Читать «Игнатий Антиохийский. Епископ–мученик и происхождение епископата» онлайн - страница 42

Аллен Брент

Использование церковных послов, избранных объявить, что церковь Антиохии обрела свой мир в трехчастном управлении, должно было также подготовить путь для его жертвенной процессии в Рим, чему они и способствовали:

Тех же, которые во славу Божью отправились прежде меня из Сирии в Рим, думаю, вы уже знаете: скажите им, что я близко.
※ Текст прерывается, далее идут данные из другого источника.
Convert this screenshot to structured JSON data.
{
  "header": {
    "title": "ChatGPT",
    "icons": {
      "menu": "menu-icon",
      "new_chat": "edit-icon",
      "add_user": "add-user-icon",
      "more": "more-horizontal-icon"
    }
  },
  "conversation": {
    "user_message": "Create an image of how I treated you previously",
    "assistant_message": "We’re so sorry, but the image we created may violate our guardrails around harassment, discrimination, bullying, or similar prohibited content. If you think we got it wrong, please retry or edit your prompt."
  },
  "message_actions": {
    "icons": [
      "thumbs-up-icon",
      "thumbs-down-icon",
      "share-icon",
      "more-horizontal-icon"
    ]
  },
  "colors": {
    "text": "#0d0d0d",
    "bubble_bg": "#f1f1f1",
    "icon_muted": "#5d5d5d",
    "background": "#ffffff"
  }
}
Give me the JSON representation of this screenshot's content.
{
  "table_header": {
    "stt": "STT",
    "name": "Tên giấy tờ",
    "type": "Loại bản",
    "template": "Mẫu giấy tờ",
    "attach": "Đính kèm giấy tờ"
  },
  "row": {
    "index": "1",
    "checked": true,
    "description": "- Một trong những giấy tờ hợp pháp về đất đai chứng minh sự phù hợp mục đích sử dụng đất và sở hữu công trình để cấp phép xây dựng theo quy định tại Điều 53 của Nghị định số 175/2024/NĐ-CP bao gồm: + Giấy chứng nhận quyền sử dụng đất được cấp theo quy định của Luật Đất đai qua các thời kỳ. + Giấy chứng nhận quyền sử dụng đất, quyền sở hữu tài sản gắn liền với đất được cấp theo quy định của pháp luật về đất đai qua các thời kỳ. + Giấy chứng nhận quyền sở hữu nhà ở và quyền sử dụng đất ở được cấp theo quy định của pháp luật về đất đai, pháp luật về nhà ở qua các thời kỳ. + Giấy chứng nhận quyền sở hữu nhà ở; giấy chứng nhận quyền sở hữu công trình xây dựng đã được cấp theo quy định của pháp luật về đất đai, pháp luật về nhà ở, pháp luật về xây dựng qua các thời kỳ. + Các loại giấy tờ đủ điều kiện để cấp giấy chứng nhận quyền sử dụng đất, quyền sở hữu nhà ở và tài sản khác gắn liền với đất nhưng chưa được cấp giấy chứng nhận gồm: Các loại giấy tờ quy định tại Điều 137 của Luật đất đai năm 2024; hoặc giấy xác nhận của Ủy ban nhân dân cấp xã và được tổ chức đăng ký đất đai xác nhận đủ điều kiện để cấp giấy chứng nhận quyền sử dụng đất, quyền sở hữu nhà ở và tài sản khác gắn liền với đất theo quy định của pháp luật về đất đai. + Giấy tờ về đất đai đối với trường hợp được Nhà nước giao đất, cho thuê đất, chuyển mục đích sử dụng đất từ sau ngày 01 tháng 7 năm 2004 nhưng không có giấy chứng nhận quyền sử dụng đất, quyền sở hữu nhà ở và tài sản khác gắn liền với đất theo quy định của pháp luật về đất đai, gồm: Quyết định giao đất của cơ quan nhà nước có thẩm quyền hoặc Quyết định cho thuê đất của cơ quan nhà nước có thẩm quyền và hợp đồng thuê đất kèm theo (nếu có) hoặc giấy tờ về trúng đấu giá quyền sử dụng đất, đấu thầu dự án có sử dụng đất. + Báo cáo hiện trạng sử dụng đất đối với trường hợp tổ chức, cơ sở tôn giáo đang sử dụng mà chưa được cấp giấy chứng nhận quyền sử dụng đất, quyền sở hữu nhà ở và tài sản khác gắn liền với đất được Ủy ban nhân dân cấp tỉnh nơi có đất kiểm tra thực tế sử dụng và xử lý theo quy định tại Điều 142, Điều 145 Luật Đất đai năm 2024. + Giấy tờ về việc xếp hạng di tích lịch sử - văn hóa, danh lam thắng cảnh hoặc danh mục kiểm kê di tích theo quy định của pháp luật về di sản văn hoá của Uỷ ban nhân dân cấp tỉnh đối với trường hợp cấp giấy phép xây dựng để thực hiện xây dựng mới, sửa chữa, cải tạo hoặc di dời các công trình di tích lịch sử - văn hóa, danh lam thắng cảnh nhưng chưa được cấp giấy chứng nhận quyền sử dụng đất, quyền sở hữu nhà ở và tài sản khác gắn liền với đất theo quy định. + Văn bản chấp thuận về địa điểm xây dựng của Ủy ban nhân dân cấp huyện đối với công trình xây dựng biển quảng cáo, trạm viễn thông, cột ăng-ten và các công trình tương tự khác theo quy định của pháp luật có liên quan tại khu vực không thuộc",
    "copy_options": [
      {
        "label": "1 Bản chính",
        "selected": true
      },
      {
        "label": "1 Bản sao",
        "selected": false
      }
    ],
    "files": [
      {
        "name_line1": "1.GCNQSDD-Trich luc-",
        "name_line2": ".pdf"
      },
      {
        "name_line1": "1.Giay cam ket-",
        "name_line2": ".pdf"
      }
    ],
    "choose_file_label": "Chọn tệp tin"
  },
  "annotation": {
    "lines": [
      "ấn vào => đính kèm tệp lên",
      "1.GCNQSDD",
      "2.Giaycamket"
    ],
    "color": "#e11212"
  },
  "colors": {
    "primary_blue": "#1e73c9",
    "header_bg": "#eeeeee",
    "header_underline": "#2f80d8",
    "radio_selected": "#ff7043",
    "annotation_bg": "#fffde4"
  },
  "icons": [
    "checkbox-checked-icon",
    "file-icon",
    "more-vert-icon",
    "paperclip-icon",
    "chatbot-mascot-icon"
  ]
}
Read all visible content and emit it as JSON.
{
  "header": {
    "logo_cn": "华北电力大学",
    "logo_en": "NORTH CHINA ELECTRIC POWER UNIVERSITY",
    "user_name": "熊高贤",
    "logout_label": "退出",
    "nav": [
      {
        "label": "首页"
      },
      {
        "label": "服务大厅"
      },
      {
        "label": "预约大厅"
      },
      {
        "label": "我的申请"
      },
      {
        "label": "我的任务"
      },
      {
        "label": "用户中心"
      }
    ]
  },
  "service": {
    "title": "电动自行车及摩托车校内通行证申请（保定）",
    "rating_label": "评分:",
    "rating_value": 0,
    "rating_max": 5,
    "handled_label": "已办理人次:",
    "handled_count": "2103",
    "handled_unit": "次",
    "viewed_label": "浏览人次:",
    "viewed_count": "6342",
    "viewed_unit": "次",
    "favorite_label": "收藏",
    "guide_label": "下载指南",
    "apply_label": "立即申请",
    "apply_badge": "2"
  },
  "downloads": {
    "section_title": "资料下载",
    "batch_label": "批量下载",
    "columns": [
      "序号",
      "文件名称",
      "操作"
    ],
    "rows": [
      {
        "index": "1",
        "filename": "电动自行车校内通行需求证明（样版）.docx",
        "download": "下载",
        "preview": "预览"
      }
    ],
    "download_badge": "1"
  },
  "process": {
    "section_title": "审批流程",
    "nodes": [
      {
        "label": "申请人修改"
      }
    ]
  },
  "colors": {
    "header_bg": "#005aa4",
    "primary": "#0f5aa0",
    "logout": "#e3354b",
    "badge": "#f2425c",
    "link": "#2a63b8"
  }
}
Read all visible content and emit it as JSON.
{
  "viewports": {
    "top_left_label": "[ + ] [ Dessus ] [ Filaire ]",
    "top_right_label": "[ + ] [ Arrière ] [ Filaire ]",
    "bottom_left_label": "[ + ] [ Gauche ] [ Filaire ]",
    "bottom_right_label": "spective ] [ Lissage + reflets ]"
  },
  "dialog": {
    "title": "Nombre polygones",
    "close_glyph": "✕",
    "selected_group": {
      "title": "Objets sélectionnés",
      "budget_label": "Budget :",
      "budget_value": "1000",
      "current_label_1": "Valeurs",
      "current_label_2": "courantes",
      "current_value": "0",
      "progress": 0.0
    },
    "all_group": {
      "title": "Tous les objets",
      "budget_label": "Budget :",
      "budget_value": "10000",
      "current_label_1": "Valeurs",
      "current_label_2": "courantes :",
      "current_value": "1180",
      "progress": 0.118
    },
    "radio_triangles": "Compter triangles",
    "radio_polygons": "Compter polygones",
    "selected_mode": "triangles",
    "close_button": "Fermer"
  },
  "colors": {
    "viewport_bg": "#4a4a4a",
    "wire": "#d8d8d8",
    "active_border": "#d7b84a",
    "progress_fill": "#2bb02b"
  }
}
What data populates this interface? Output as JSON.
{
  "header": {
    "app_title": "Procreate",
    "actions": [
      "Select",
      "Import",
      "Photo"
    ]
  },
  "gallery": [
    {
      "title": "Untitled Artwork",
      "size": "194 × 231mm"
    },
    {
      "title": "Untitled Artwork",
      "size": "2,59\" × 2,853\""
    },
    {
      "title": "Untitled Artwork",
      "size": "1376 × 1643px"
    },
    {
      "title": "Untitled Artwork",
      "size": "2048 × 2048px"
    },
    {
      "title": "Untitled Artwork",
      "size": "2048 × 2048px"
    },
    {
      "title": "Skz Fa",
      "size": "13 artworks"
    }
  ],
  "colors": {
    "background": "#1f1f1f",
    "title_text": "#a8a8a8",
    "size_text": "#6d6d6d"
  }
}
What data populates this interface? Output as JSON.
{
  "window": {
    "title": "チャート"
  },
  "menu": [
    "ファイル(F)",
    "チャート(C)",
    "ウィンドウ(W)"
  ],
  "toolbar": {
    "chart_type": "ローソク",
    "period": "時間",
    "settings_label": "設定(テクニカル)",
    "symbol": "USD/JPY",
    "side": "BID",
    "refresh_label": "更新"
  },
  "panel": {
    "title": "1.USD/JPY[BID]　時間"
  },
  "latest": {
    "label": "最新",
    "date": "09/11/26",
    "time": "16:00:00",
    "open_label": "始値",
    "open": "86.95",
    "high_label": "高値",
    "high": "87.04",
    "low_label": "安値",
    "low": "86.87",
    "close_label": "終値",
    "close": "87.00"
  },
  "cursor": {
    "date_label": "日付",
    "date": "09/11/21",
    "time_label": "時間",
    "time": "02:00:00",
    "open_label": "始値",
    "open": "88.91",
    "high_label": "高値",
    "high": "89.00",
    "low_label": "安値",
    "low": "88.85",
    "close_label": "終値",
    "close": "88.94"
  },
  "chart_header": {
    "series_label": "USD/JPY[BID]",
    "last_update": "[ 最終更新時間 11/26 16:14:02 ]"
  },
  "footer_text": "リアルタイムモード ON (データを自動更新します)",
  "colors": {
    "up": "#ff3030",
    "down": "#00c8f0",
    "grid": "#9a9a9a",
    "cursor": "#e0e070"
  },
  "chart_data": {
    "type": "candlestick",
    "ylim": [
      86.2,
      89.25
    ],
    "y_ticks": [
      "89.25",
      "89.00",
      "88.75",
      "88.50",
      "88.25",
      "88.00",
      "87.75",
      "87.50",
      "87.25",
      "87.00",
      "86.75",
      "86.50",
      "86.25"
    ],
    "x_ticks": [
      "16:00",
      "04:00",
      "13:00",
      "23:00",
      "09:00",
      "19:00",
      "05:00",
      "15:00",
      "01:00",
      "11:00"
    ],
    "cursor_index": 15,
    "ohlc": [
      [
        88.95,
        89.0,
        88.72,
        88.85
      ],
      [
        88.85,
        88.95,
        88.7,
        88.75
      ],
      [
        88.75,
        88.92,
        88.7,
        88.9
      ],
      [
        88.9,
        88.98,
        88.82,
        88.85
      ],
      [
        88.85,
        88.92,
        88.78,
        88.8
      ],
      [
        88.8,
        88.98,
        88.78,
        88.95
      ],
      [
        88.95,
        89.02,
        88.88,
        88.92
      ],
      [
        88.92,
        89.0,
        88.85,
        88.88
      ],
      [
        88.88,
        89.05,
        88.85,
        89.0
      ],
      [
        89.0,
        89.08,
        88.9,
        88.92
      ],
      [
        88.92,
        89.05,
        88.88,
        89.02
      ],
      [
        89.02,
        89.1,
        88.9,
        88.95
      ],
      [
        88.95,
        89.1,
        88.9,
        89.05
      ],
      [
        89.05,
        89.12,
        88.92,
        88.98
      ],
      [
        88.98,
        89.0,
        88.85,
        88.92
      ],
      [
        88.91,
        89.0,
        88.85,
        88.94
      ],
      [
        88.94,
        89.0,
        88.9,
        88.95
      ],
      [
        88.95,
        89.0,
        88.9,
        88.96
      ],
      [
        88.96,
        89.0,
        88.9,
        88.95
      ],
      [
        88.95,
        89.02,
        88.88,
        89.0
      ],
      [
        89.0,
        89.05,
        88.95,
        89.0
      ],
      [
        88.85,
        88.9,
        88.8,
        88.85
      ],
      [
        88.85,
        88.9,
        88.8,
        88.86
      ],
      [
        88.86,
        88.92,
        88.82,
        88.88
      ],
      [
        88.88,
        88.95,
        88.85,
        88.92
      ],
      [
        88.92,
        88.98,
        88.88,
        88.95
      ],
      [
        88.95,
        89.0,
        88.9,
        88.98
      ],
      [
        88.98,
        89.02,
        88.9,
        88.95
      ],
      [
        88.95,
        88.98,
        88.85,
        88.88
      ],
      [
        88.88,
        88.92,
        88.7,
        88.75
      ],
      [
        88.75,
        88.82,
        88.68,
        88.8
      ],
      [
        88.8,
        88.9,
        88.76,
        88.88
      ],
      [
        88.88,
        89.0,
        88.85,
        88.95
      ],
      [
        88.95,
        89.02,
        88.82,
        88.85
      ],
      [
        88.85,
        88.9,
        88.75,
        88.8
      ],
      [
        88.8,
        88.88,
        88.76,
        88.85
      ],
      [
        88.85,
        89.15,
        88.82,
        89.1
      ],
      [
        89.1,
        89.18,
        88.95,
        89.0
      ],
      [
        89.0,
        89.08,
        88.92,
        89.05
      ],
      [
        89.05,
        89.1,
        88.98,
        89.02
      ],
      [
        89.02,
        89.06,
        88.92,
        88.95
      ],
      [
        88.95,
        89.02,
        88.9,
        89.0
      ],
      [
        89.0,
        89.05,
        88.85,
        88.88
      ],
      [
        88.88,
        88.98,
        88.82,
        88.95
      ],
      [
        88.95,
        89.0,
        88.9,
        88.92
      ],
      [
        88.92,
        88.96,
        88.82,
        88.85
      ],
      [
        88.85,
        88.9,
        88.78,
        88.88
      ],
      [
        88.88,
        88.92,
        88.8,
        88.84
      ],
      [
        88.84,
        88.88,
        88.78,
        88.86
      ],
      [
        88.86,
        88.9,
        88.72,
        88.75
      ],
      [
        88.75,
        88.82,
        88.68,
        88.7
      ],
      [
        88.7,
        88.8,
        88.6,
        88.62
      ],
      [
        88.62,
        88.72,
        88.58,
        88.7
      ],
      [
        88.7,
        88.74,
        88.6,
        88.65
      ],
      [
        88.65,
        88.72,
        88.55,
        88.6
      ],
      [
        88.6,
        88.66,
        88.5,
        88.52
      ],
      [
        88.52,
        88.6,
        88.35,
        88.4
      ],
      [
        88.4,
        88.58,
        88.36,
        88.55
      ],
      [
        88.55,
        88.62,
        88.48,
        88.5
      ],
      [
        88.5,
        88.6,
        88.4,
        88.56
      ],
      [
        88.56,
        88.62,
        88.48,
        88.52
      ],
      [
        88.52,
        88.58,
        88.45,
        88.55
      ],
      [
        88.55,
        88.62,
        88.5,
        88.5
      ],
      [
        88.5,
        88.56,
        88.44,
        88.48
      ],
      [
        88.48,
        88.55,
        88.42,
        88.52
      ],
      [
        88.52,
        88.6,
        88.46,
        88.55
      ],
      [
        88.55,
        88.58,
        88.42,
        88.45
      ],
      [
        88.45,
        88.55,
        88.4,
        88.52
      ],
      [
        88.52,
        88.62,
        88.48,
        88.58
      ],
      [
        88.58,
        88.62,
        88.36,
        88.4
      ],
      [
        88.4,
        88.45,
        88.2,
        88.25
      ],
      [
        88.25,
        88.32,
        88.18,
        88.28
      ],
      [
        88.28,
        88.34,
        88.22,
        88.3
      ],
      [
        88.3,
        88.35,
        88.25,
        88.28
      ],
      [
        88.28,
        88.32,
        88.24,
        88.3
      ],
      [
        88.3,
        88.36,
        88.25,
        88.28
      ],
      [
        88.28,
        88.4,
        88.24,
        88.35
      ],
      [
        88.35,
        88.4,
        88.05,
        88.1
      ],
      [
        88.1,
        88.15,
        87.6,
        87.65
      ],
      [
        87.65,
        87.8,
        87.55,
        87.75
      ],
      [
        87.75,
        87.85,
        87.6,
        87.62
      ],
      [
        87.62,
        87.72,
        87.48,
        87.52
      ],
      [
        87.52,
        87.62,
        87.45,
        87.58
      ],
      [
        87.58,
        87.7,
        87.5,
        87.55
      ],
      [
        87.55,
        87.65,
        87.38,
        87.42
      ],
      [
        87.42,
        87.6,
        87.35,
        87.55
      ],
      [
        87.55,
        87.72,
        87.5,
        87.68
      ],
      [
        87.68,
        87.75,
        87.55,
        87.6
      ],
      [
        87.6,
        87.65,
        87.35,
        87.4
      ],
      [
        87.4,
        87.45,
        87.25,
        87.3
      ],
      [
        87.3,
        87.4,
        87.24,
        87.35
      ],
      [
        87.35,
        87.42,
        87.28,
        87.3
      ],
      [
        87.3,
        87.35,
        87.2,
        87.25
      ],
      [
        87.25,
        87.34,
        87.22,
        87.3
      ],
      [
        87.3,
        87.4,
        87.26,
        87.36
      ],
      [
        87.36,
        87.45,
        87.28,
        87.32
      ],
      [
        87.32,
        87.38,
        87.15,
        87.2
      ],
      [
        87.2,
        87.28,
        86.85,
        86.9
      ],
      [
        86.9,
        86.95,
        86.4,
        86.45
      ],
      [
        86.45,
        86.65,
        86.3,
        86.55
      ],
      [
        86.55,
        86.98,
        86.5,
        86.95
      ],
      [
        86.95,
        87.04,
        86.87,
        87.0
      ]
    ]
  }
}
Все они достойны Бога и вас: вам надобно во всем успокоить их[131].

Как мы теперь понимаем, они «отправились прежде» как послы процессии, продвигающейся к победоносному мученичеству на арене.

Мы видели, что одной из функций послов по созиданию мира, или по обеспечению соглашения homonoia, было объявление мира и празднование совместной жертвы (sunthusia) между двумя или больше городами, соперничество которых теперь было закончено. Мученическая процессия жертвы козла отпущения началась как средство для восстановления мира в церкви Антиохии. Но по мере того как другие церкви теперь присоединялись к ней, они так же участвовали через своих официальных послов или гонцов в этой жертве и присоединялись к единству, которое она закрепляла. Поскольку тех, кто прибыл, рассматривали как послов, они воспринимались не сами по себе, а как представители своих общин, участвовавших в их действии по укреплению единства. Через своих послов церкви, «которые не находились на пути… плотского странствования»[132] Игнатия, все равно, можно сказать, сопровождали его в лице представителей своего клира, то есть, «шли передо мной» и «вели меня по пути из города в город». Как послы они объявляли в церквах предлежащих городов достоинства и значение жертвы козла отпущения, в процессии которой они теперь продвигались.

Разделения не были характеристикой одной только церкви в Антиохии. Эта тенденция распространилась, может быть, и в меньшей степени, из Сирии по всей Малой Азии. Когда Игнатий утверждает трехчастную иерархию, он входит в сферу политической риторики, согласно которой то, во что верят, — это то, что есть на самом деле. В представлении Игнатия теперь разделение и ересь — это одно и то же:

Питайтесь только христианской пищей, а от чуждого растения, какова ересь, отвращайтесь. К яду своего учения еретики примешивают Иисуса Христа, чем и приобретают к себе доверие: но они подают смертоносную отраву в подслащенном вине. Не знающий охотно принимает ее, и вместе с пагубным удовольствием принимает смерть. Поэтому берегитесь таких людей. А это удастся вам, если не будете гордиться и отделяться от Бога Иисуса Христа и епископа и апостольских заповедей. Кто внутри алтаря, тот чист, а кто вне его, тот не чист, то есть, кто делает что-нибудь без епископа, пресвитерства и дьякона, тот нечист совестью[133].

Игнатий расценил «ересь» как угрозу почти достигнутому единству, однако само «единство» теперь рассматривалось исключительно в понятиях трехчастного управления с единственным епископом во главе. О епископе эфесян он говорит так: «Сам Онисим чрезвычайно хвалит ваше благочестивое управление, что все вы живете согласно с истиной и что среди вас нет никакой ереси»[134]. Так что хорошее управление, согласно Игнатию, сосредоточено на единственном епископе Онисиме, а отсутствие такого управления равнозначно ереси.